Being that Christmas and New Year's are cutting short the next two weeks, I decided that I would gather as much of my records as I could and take them down to the Proton Center so that they would have them when they were ready. (We are looking in to Proton Therapy as an alternative to standard radiation.) So I spent Friday morning driving around picking up medical records.
As I was driving, I was conversing with God. "I don't feel the joy of Christmas, God. There is this thing of death inside of me. It has gotten me down. I want to celebrate life . . ."
And God reminded me, "Christmas is all about LIFE. It is about the my Son, coming to life on earth. But even more than that, it is about the eternal life that you have through Him. So there is no death that can separate you from ME. Can you celebrate that?"
"Yes, I definitely can."
But, it gets even better.
After everything was together, I drove down to the Houston Medical Center to deliver them to the Proton Center. Now, I will preface this by saying, I was not TOLD to bring my records. The only contact I had had yet was to leave a message. But I felt a sense of urgency to deliver these things so that they would have my record WHEN THEY NEEDED THEM. Rather than waiting to be asked, mailing them, waiting for them to be delivered, etc.
We had initially looked into MD Anderson for treatment, so I knew basically what they would need anyway. Why not save some time?
So I get there, speak to the receptionist and tell her I have some things for the nurse with whom I had left the message. The receptionist called the nurse, who didn't know who I was, but knew I didn't have an appointment and was not pleased.
She asked to speak to me on the phone and she told me, "This is just not the way we do things. We don't accept walk-ins. I am with a patient. Give me five minutes and I will be out to see you."
Again, I will interject that I didn't want an "appointment" I only wanted to drop off documents.
So I go sit down and wait. And I'm praying, "God, I don't want to make her mad. She is going to be responsible for getting me in to this place. Please help me here."
As soon as she walked out, I recognized her. I knew her from somewhere. She started explaining to me again how this was not how they handled things.
I interrupted her, "Did you go to (nursing school)?"
She looked at me in shock. "Are you MOLLY?!?"
As it turns out, we were in nursing school together.
Everything turned at that point. She took me into a room and took down all my information. She looked over all the documents I had with me. We worked on getting the things I did not have with me. And she made an appointment for me to come and be seen by the doctor ON MONDAY. She even had the sweetest registration person come and get me registered so that I don't have to come an hour early on Monday.

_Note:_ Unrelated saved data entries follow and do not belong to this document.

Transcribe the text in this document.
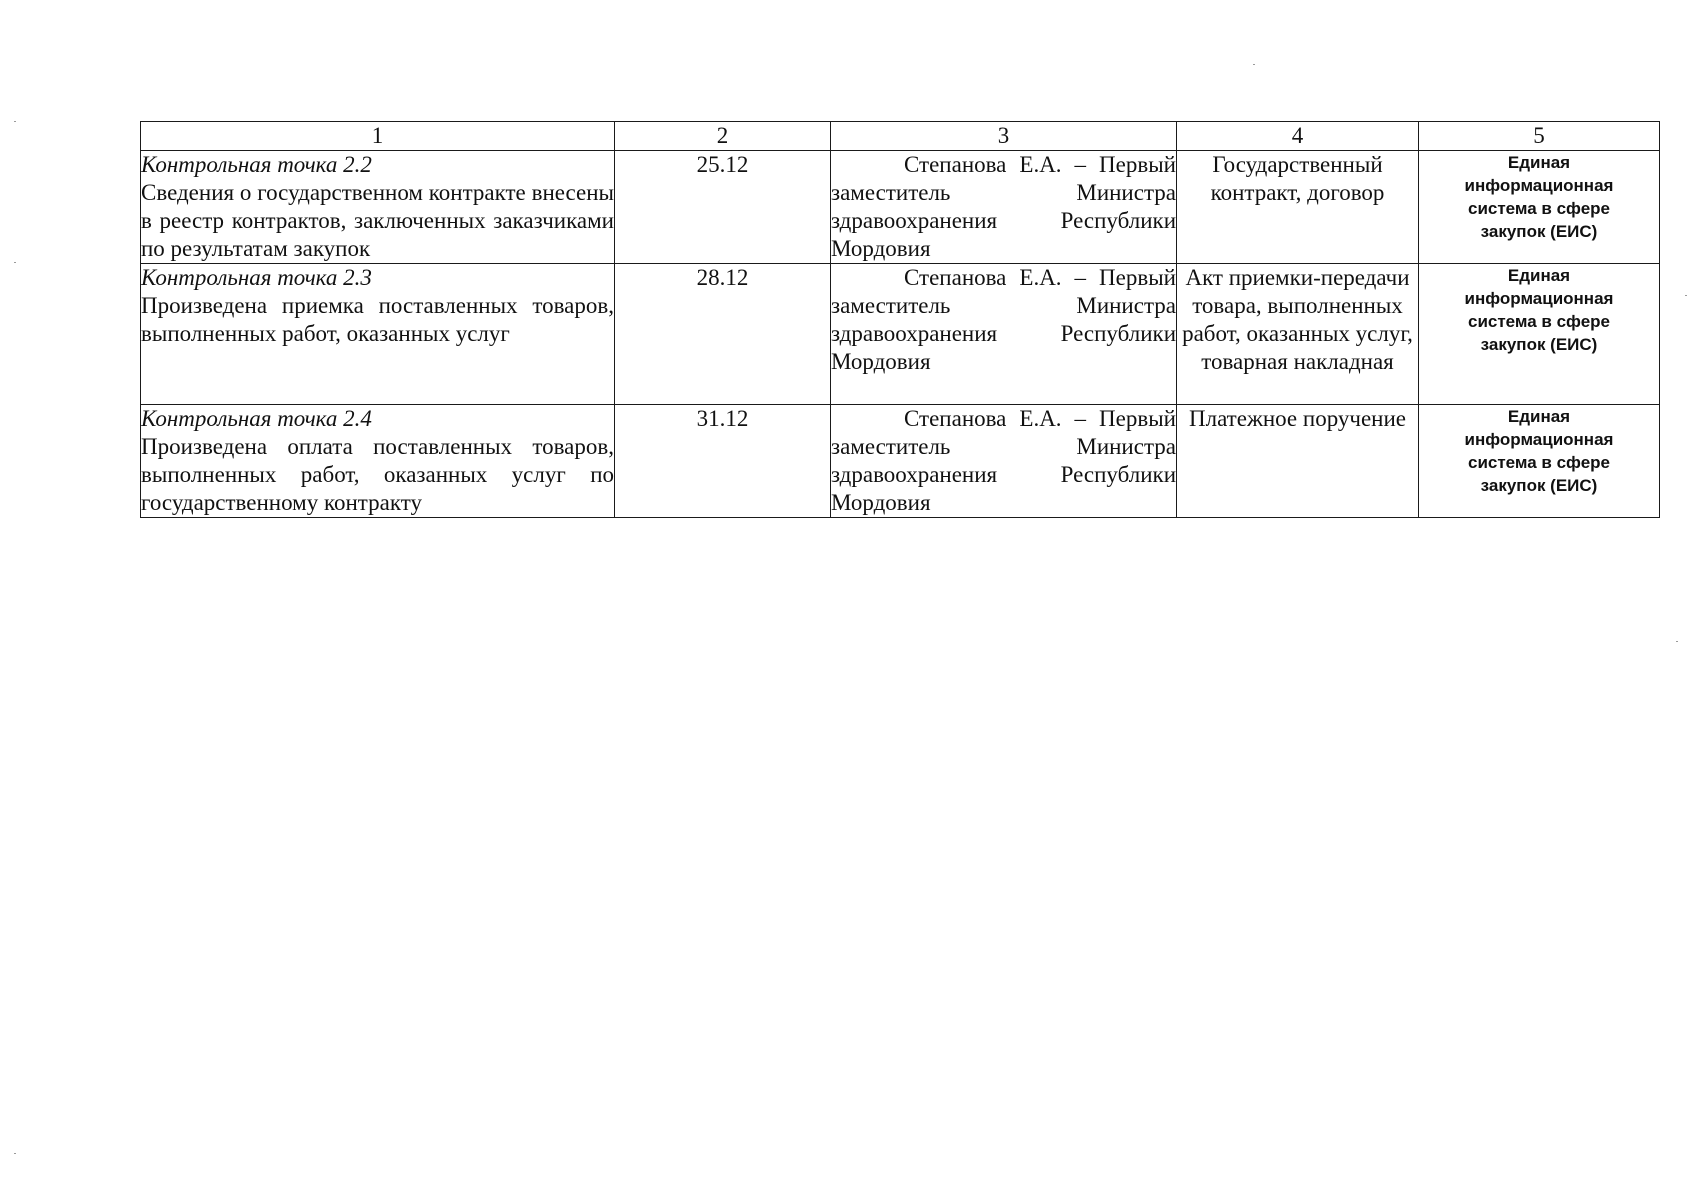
1	2	3	4	5

Контрольная точка 2.2
Сведения о государственном контракте внесены в реестр контрактов, заключенных заказчиками по результатам закупок	25.12	Степанова Е.А. – Первый заместитель Министра здравоохранения Республики Мордовия	Государственный контракт, договор	Единая информационная система в сфере закупок (ЕИС)

Контрольная точка 2.3
Произведена приемка поставленных товаров, выполненных работ, оказанных услуг	28.12	Степанова Е.А. – Первый заместитель Министра здравоохранения Республики Мордовия	Акт приемки-передачи товара, выполненных работ, оказанных услуг, товарная накладная	Единая информационная система в сфере закупок (ЕИС)

Контрольная точка 2.4
Произведена оплата поставленных товаров, выполненных работ, оказанных услуг по государственному контракту	31.12	Степанова Е.А. – Первый заместитель Министра здравоохранения Республики Мордовия	Платежное поручение	Единая информационная система в сфере закупок (ЕИС)
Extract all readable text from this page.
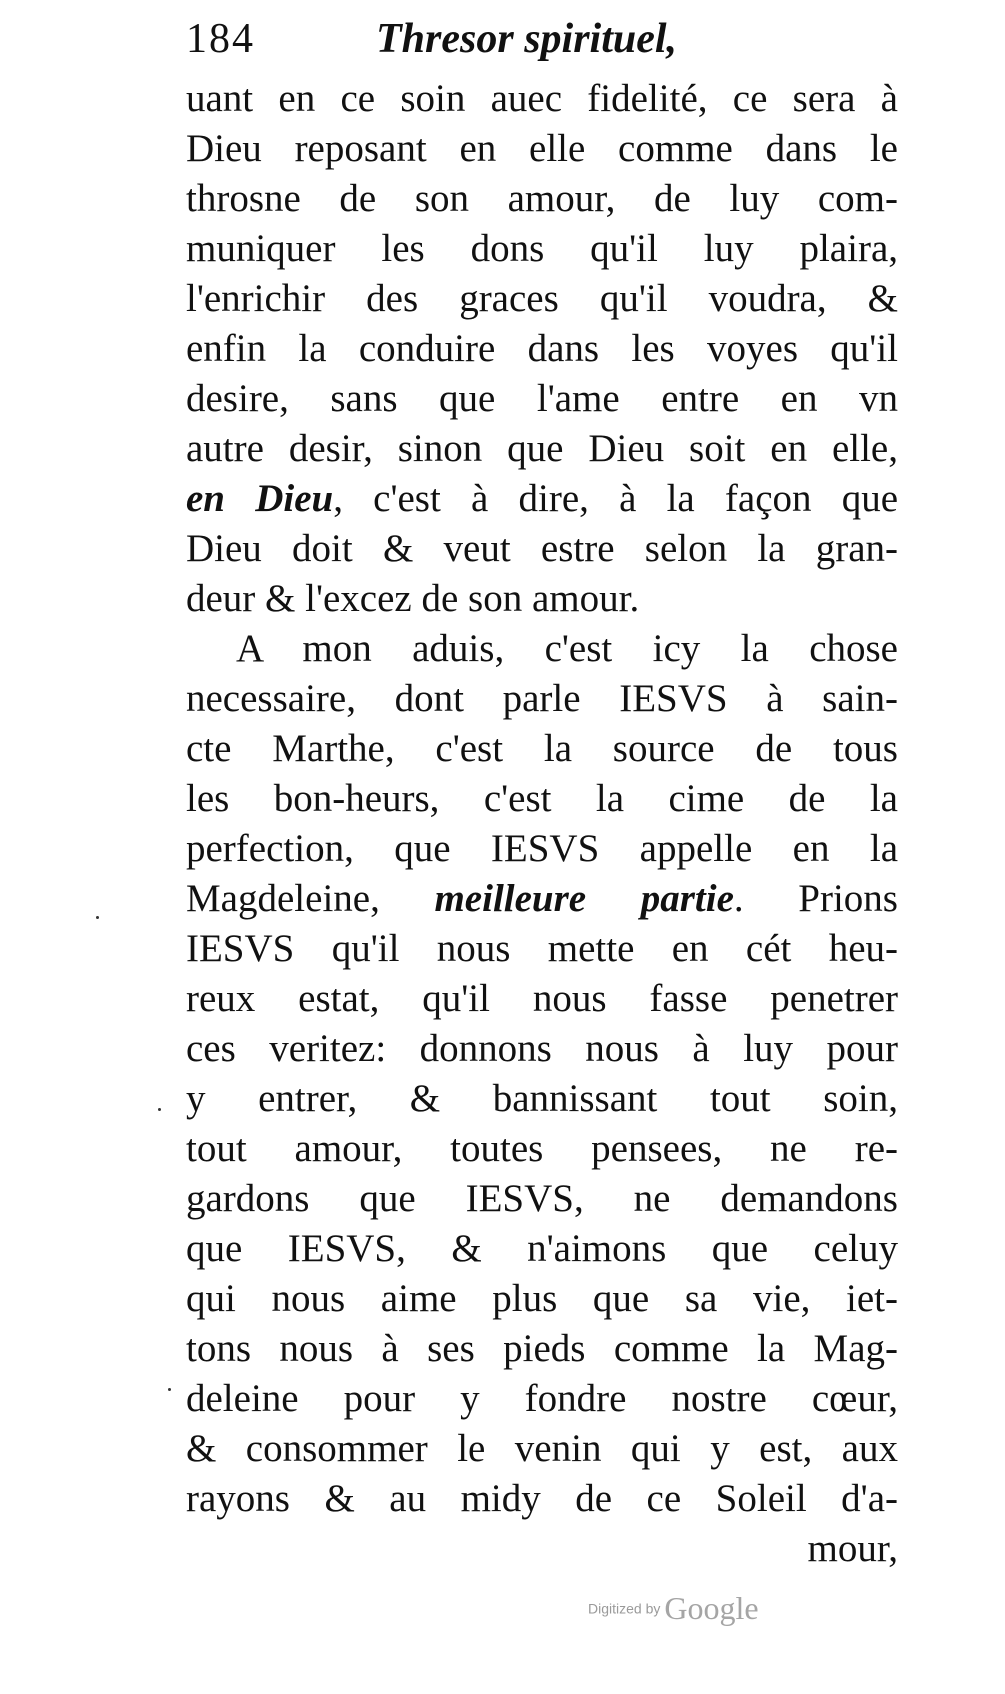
184	Thresor spirituel,
uant en ce soin auec fidelité, ce sera à
Dieu reposant en elle comme dans le
throsne de son amour, de luy com-
muniquer les dons qu'il luy plaira,
l'enrichir des graces qu'il voudra, &
enfin la conduire dans les voyes qu'il
desire, sans que l'ame entre en vn
autre desir, sinon que Dieu soit en elle,
en Dieu, c'est à dire, à la façon que
Dieu doit & veut estre selon la gran-
deur & l'excez de son amour.
A mon aduis, c'est icy la chose
necessaire, dont parle IESVS à sain-
cte Marthe, c'est la source de tous
les bon-heurs, c'est la cime de la
perfection, que IESVS appelle en la
Magdeleine, meilleure partie. Prions
IESVS qu'il nous mette en cét heu-
reux estat, qu'il nous fasse penetrer
ces veritez: donnons nous à luy pour
y entrer, & bannissant tout soin,
tout amour, toutes pensees, ne re-
gardons que IESVS, ne demandons
que IESVS, & n'aimons que celuy
qui nous aime plus que sa vie, iet-
tons nous à ses pieds comme la Mag-
deleine pour y fondre nostre cœur,
& consommer le venin qui y est, aux
rayons & au midy de ce Soleil d'a-
mour,
Digitized by Google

Again, all I wanted to do was drop off documents.
God led me there yesterday. He had a plan. My classmate is on vacation next week, so I never would have seen her then.
At one point, while I was waiting, she encouraged me to go out to the foyer and see the kids getting their gifts. The children who are being treated at the Proton Center were receiving Christmas gifts and they were having a party. I stood there and watched children from infants to aged ten or so happily opening presents. And I was SO THANKFUL that it is me fighting this battle and not one of my children.
Yes, I can celebrate life this Christmas. For what it is, it is mine and God is still with me in it.